ART | CRITIQUE

Loss

PPhilippe Coubetergues
@12 Jan 2008

L’œuvre de Hans Op de Beeck est polymorphe et envoûtante, onirique et pénétrante. La galerie pour l’occasion s’est obscurcie ; l’espace d’exposition est plongé dans la pénombre, l’ambiance est religieuse, les sonorités lyriques.

La galerie Filles-du-Calvaire présente le travail de Hans Op de Beeck : une œuvre polymorphe et envoûtante, onirique et pénétrante. La galerie pour l’occasion s’est obscurcie ; l’espace d’exposition est plongé dans la pénombre, l’ambiance est religieuse, les sonorités lyriques.

Au rez-de-chaussée, l’installation intitulée Loss est composée d’un bassin aux nénuphars et d’une vidéo projetée sur le mur. Le visiteur est invité à prendre place autour de la pièce d’eau artificielle ; il se laisse bercer par le son, l’image, l’environnement. Un texte récité à haute voix alterne avec des parties chantées. L’image est en noir et blanc, les personnages en costume d’époque. Le film est en boucle, son titre finit par apparaître à l’écran : Perte. Les éléments sonores, musicaux, iconiques, textuels et matériels s’articulent peu à peu les uns aux autres.
La fiction s’établit progressivement à partir de ces éléments constitutifs : l’homme, la femme, un frère, une sœur et son amie, la disparition, la mémoire, un parc, une promenade, un bassin, la nuit. Le thème est celui de la perte de l’être aimé. Perte inconsolable, deuil impossible, souffrance éternelle, destin incertain : le registre est profondément sombre et ténébreux.

Le propos s’affiche clairement néo-romantique, et l’inspiration globalement dix-neuvièmiste. Sans doute peut-on y voir des équivalences, exercer des rapprochements, des parentés. Le traitement graphique en clair-obscur de l’image comme des matériaux associés au caractère mélancolique du propos font de cette œuvre l’équivalent techniquement réactualisé du nocturne. Mais il s’énonce comme un remake. Le regard lui-même est nostalgique. L’œuvre s’affirme également dans la nostalgie des œuvres du passé. Le regret teinte l’approche, la démarche et par conséquent la forme de l’œuvre. Le chagrin est rejoué. Cela instaure une distance froide vis-à-vis de l’énoncé, inscrit l’ensemble dans une dimension volontairement distante, artificielle peut-être ironique.
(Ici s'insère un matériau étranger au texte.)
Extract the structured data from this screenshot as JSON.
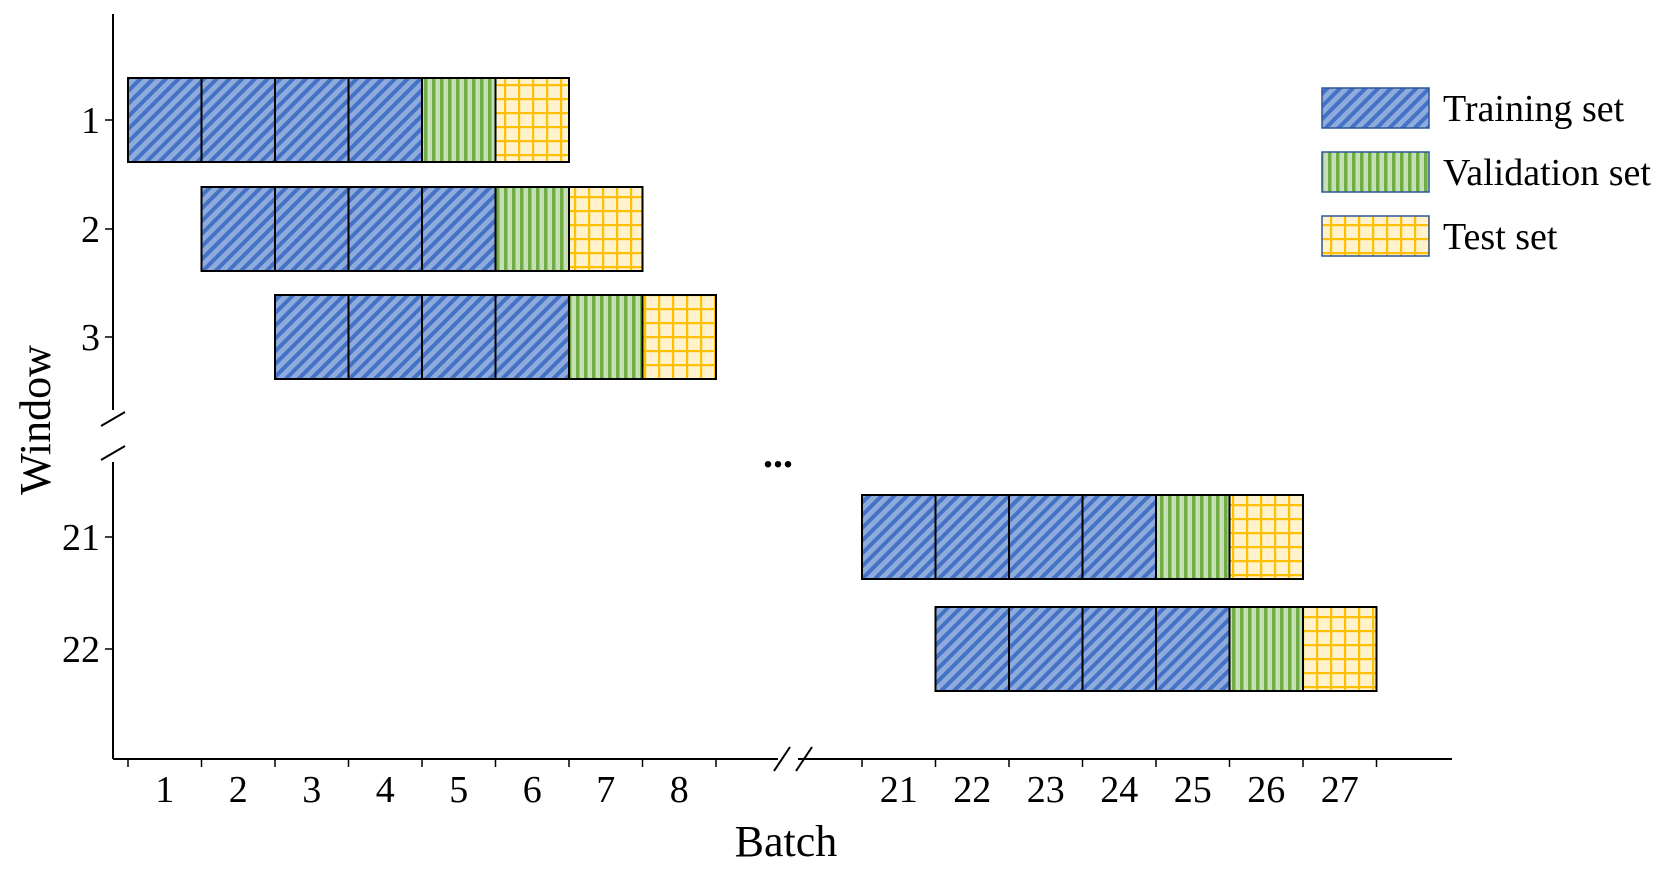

A l’étage, on retrouve des dessins cotés et, semble-t-il, préparatoires au film ainsi qu’un grand tirage photographique, une marine — pourrait-on dire ? — d’une vue panoramique de vague légèrement déferlante, visible aussi dans la vidéo. Ici encore, les référents de l’œuvre nous ramènent au XIXe siècle et à cette concurrence fructueuse — propre à cette époque — entre dessin, peinture et photographie et notamment autour du rendu réaliste de la vague. Cette problématique nous est confirmée par une œuvre plus ancienne également exposée à l’étage et intitulée My Brother’s Garden. Film d’animation réalisé à partir de très nombreux dessins qui acquièrent dans la permanente mobilité de l’image projetée une qualité étrangement vivante et réaliste.

Nous voici donc à nouveau frustrés autant que fascinés par le charme rejoué et ambivalent des images à la fois fabriquées et captées, projetées ou reconstituées pour lesquelles la galerie Filles-du-Calvaire continue d’affirmer un intérêt convaincu et impliqué.

Hans Op de Beeck :
— Circular Pond, 2004. Bois, plexiglas, caoutchouc, liant.
— Perte, 2004. Vidéo sur support DVD. 7’.
— Sans titre, série « Loss », 2004. Crayon sur papier. 73 x 110 cm.
— Gardens of Loss, 2004. Animation digitale sur support DVD.
— Loss (Seascape), 2004. Tirage jet d’encre sur toile.
— My Brother’s Gardens, 2003. Vidéo. 37’.